Le Figaro - Les news > Actu - 20.02.2013
par Raphaël Gibour étudiant INSEEC
Officiellement, un quart des jeunes sont au chômage en Algérie. En réalité, beaucoup plus et les diplômés n’échappent pas au marasme. Amers, ces titulaires de masters manifestent depuis un an.
Les jeunes représentent 70 % de la population algérienne. Une jeunesse désabusée, qui fait face au chômage de masse et à l’absence de perspectives. Dans tout le pays, la colère gronde et dans la ville de Laghouat, les jeunes se sont rassemblés devant le siège de l’Agence nationale de l’emploi (Anem) pour brûler leurs diplômes mardi 19 février. Une action symbolique filmée pour interpeller les plus hautes autorités de l’État, dénoncer la situation inquiétante des jeunes du pays.
Pas d’emploi pour les jeunes diplômés
Chaque jour, l’Algérie connait des dizaines de manifestations à caractère social, selon des statistiques révélées par Slate Afrique. Un quart des jeunes sont officiellement au chômage, selon une étude réalisée par le Fonds monétaire international en 2012. Un chiffre bien en-deçà de la réalité. Les diplômés n’échappent pas au marasme. « Même si nous avons des diplômes ou de l’expérience, il n’y a pas de travail », affirment les jeunes pour expliquer leur action.
« Le marché du travail est relativement rigide en Algérie, ce qui tend à favoriser les personnes déjà en place par rapport aux nouveaux venus » et "l’économie n’a pu créer assez d’emplois hautement qualifiés", analyse le FMI. Les jeunes diplômés ont beau « frapper à toutes les portes », comme ils le prétendent, le déséquilibre structurel entre les demandeurs d’emploi et les offres disponibles pénalise toute une génération.
« Nous ne pouvons pas nous contenter de promesses »
La crispation est d’autant plus forte, que la région de Laghouat, située dans les terres au Sud, est riche en pétrole et en gaz.
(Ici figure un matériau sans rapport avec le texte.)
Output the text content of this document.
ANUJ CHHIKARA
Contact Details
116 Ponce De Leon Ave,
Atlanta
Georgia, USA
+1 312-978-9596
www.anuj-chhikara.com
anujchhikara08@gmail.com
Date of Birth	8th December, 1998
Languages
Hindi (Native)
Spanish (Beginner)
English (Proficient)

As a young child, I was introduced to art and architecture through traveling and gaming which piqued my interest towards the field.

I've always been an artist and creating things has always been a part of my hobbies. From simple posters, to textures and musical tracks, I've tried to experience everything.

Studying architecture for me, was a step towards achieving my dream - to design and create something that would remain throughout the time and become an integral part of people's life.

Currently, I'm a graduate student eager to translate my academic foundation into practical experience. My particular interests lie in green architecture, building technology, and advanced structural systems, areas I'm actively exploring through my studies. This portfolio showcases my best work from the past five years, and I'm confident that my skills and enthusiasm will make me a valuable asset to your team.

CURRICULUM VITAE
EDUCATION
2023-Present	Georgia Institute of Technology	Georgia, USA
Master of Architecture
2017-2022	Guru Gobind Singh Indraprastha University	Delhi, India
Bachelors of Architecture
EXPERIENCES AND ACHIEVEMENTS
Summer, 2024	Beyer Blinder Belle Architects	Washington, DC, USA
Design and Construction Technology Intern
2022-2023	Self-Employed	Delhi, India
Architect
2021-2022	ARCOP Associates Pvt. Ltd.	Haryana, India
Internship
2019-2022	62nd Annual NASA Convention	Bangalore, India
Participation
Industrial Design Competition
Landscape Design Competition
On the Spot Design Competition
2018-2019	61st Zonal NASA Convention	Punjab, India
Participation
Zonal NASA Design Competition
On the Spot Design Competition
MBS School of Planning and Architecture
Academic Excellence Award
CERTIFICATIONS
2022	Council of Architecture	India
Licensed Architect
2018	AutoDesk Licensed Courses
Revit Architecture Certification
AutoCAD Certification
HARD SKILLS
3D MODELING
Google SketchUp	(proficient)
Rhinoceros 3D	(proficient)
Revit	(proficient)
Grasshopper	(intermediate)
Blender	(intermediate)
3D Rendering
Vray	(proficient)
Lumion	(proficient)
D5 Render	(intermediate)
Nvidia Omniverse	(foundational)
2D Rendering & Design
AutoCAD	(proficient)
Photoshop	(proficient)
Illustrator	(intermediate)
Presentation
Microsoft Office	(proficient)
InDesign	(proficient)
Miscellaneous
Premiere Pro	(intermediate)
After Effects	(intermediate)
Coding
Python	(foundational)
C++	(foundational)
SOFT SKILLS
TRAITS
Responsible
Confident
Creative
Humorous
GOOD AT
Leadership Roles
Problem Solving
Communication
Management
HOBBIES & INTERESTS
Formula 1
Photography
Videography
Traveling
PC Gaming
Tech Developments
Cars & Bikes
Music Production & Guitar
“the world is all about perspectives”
Le ministre de l’Énergie et des Mines, Youcef Yousfi, aurait pourtant promis aux jeunes lors d’une visite en 2013, « de revoir les critères de recrutement ». « Les bases énergétiques du Sud ont besoin de milliers de travailleurs et de techniciens dans divers domaines. La création d’emploi dans ce secteur va être profitable aux jeunes du Sud », aurait-il dit aux jeunes révoltés, selon Le Temps d’Algérie.
Abdelkader Mahdjoubi, 26 ans, titulaire d’un Master en ingénierie pétrolière, n’a pas vu les effets de l’annonce. Il est toujours sans emploi. Et les manifestations se poursuivent. « Nous ne pouvons pas nous contenter de paroles et de promesses sans lendemain. Notre action cessera lorsque nous serons recrutés et que nous retrouverons une vie de citoyens dignes », s’exclament les jeunes dans Le Temps d’Algérie .
Des tensions toujours plus fortes
Avec le temps, les tensions s’exacerbent. Lors d’un sit-in de chômeurs en janvier 2013, les forces de sécurité sont intervenues et plusieurs d’entre eux ont été arrêtés. Inculpés d’« incitation à attroupement », et d’« obstruction de la voie publique », des chômeurs jugés coupables ont été condamnés pour certains à de la prison ferme et d’autres à des amendes. Un comble pour ces chômeurs, qui sont « près de 50 % a chercher un emploi depuis plus de deux ans », précise dans son étude le FMI.
Les pouvoirs publics sont autant critiqués que les multinationales, qui feraient venir des employés étrangers. À Laghouat, la défiance l’emporte, les tensions sont de plus en plus fortes et le directeur d’Amnesty International dans la région, Philip Luther, pense, « que les autorités algériennes ont recours à ces accusations pour intimider les manifestants ». En vain. Estimant n’avoir rien à perdre, les jeunes diplômés chômeurs continuent de manifester.